Buttonwood’s notebook | Bond markets

The great bond conundrum

Bond yields are at historic lows. And they keep getting lower

By Buttonwood

AT THE start of 2015, the yield on Germany's 10-year bonds was 0.54%, which probably did not look very enticing to investors. Now, however, the yield is just 0.1% and seems to be heading inexorably for zero. Already the average yield on all German debt is negative. A recent survey found that a net 84% of global fund managers thought bonds were overvalued.

How far can this go? That is the dilemma. In the long run, such a yield looks crazy; in the short run, not so much. The European Central Bank is buying bonds to the tune of €60 billion ($64 billion) a month. Betting against a purchaser with an unlimited credit card is like standing in front of a train. Nor does it matter whether or not you believe the evidence that the euro-area economy is recovering (something that would normally cause bond yields to rise). "In this monetary policy environment, short-term data don't matter" says Salman Ahmed of Lombard Odier, a fund manager.

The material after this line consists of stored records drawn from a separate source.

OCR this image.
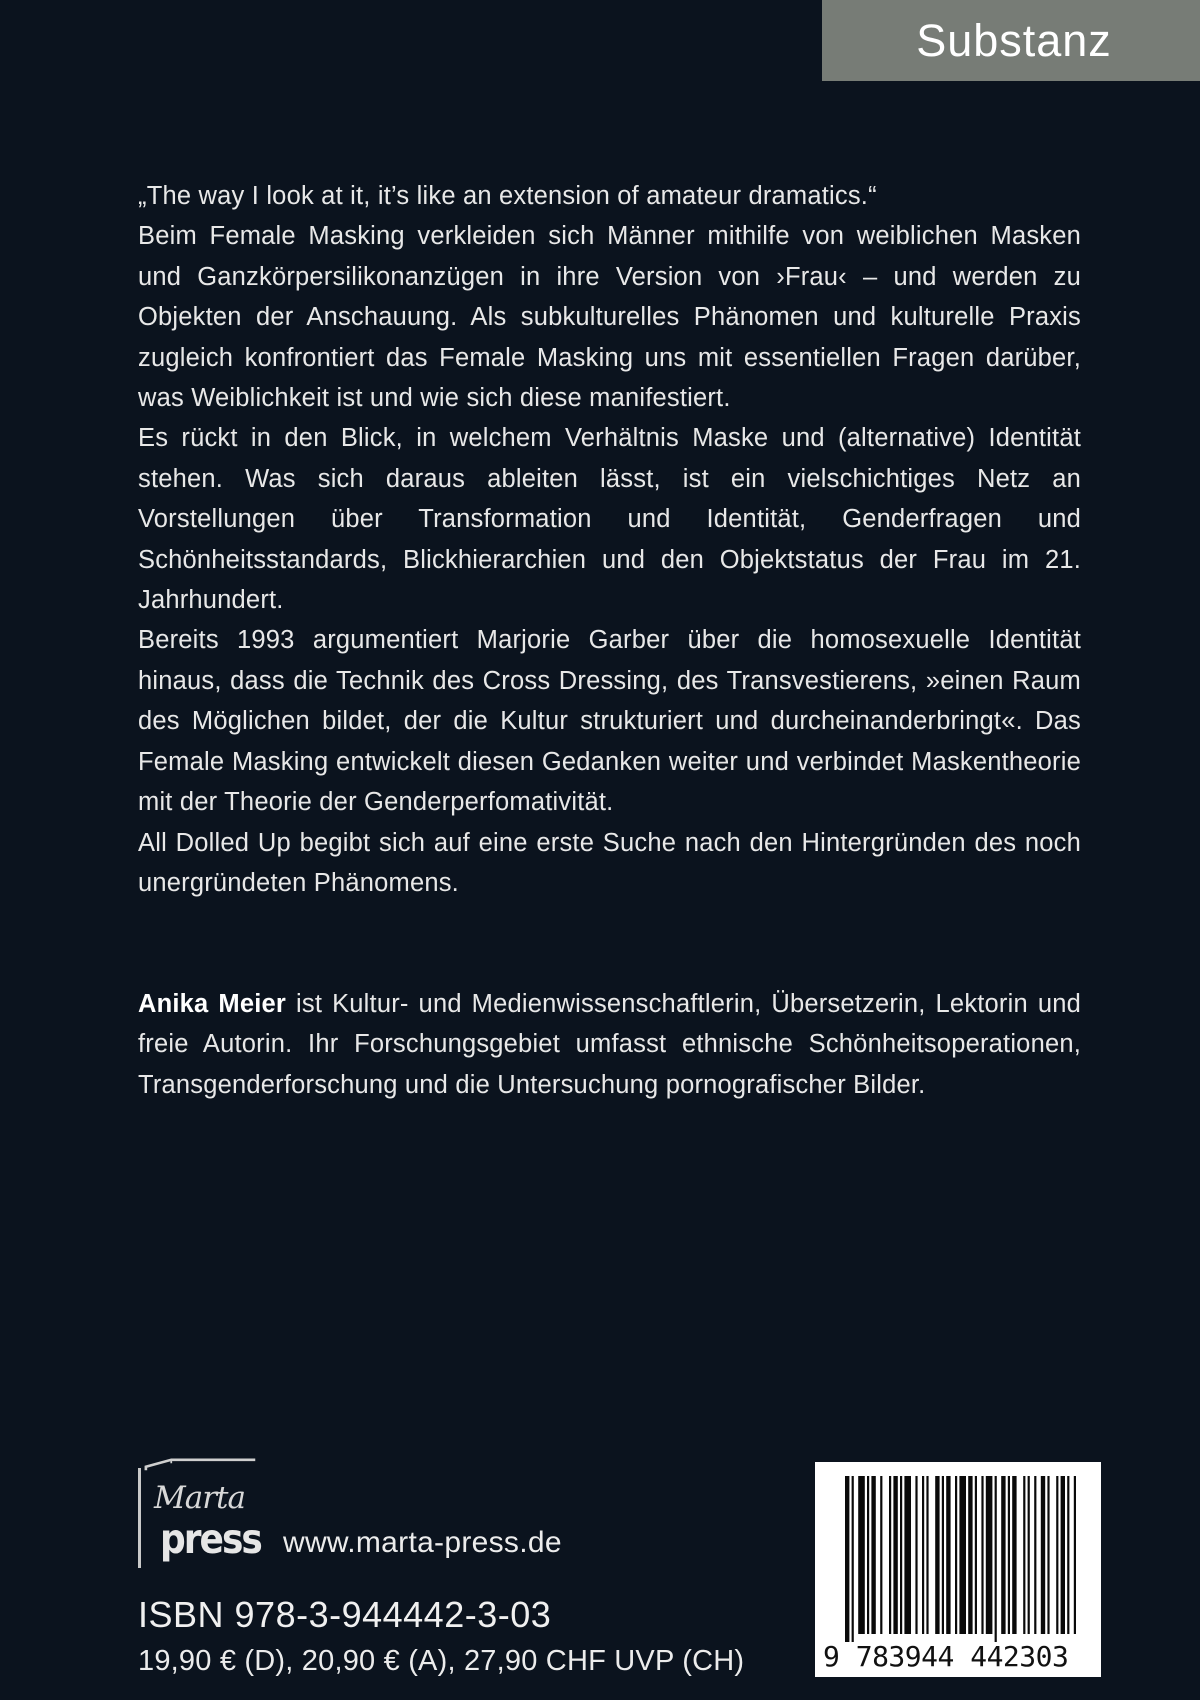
Substanz

„The way I look at it, it’s like an extension of amateur dramatics.“

Beim Female Masking verkleiden sich Männer mithilfe von weiblichen Masken und Ganzkörpersilikonanzügen in ihre Version von ›Frau‹ – und werden zu Objekten der Anschauung. Als subkulturelles Phänomen und kulturelle Praxis zugleich konfrontiert das Female Masking uns mit essentiellen Fragen darüber, was Weiblichkeit ist und wie sich diese manifestiert.

Es rückt in den Blick, in welchem Verhältnis Maske und (alternative) Identität stehen. Was sich daraus ableiten lässt, ist ein vielschichtiges Netz an Vorstellungen über Transformation und Identität, Genderfragen und Schönheitsstandards, Blickhierarchien und den Objektstatus der Frau im 21. Jahrhundert.

Bereits 1993 argumentiert Marjorie Garber über die homosexuelle Identität hinaus, dass die Technik des Cross Dressing, des Transvestierens, »einen Raum des Möglichen bildet, der die Kultur strukturiert und durcheinanderbringt«. Das Female Masking entwickelt diesen Gedanken weiter und verbindet Maskentheorie mit der Theorie der Genderperfomativität.

All Dolled Up begibt sich auf eine erste Suche nach den Hintergründen des noch unergründeten Phänomens.

Anika Meier ist Kultur- und Medienwissenschaftlerin, Übersetzerin, Lektorin und freie Autorin. Ihr Forschungsgebiet umfasst ethnische Schönheitsoperationen, Transgenderforschung und die Untersuchung pornografischer Bilder.

Marta
press www.marta-press.de
ISBN 978-3-944442-3-03
19,90 € (D), 20,90 € (A), 27,90 CHF UVP (CH)	9 783944 442303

One can only have mixed feelings about this. In some respects, the argument for lower bond yields is a "this time is different" case familiar to those who lived through the dotcom bubble (and thus deeply suspect). On the other hand, people have been calling the top of the Japanese bond market for more than a decade, without success. Back in September 2011, the British weekly, the Spectator wrote that

The worldwide bond bubble is going to burst

But it has not yet done so. As Justin Fox, a shrewd observer of these things, wrote yesterday, the media overuses the bubble term. But there have been a lot more of them in recent decades (the first chart, from GMO, an investment-fund manager, defines a bubble as a price that moves more than two standard deviations from its real trend) so it is tempting to see them everywhere.

In your blogger's view, this is the result of central-bank policy, which has tended to intervene when asset prices fall, but not when they rise. This "asymmetric ignorance" has encouraged speculation and also landed central banks with a dilemma. If they fail to cut rates, or tighten policy, markets may crash. But with each crisis, the required level of support gets greater, moving eventually from the simple measure of cutting rates to outright asset purchases. At each step, the need to intervene proves overwhelming. As Tim Geithner, former Federal Reserve governor and Treasury secretary, once wrote:

trying to mete out punishment to perpetrators during a genuinely systemic crisis—by letting major firms fail or forcing senior creditors to take haircuts—can pour gasoline on the fire. Old Testament vengeance appeals to the populist fury of the moment, but the truly moral thing to do during a raging financial inferno is to put it out.

The result of all this, however, is that it gets ever more difficult to normalise policy. As a report published earlier this year by McKinsey, a consultancy, showed, total debt levels in most advanced economies are higher than before the crisis. Private-sector debt has simply been shifted onto public balance sheets. Servicing that debt at interest rates of 4% or 5% a year would be too much of a strain. Countries like Sweden that started to tighten policy and raise interest rates have been forced to retrace their steps and cut them again.

So it may be at least a bit different this time. Regardless of whether you believe in secular stagnation, both real and nominal growth are lower than they used to be (see second chart).

That would also suggest that interest rates will be lower than before.

Another difference is that an old taboo has been removed; that of the zero nominal bound. Central banks have cut short-term rates below zero in the euro area, Denmark, Sweden and Switzerland. Bond yields are also negative in many of those countries; the Swiss even issued a 10-year bond with a negative yield. Economists used to think this wasn't possible. After all, investors can hold physical cash as an alternative. But it seems that yields will have to be much more negative before they do that. In part, this is because of the nature of modern money; few people want to hold great piles of cash. It is neither convenient nor secure. Most modern money is electronic and that is subject to negative rates. Furthermore, many investors (pension funds, insurance companies, commercial banks, central banks) are forced, or at least accustomed, to holding government bonds for regulatory or accounting purposes; they are indifferent to price or yield.

There must be some negative yield at which attitudes would change. Mr Ahmed points out that, if yields fell below -2%, it would be worth setting up a hedge fund, converting client money into cash and holding it in a vault, and offering to outperform the bond market.

We are not there yet. So what would bring the bond bull market to an end? A tightening of Federal Reserve policy might not do it, not least because the gap between Treasury and German bond yields is already high. Any surge in Treasury yields would prompt buying by European investors. A return to healthy global growth might not do it either, because of the problem already referred to: a surge in bond yields might end up sabotaging such growth because debt levels are still so high. The trigger for a crash would thus need to be a rise in inflation on such a scale that central banks would be forced to act, regardless of the growth consequences. Some bears think that this will be a two-stage process in which deflation is so severe that the authorities will be forced to target inflation by opening both the fiscal and monetary taps. But times are not quite that desperate yet.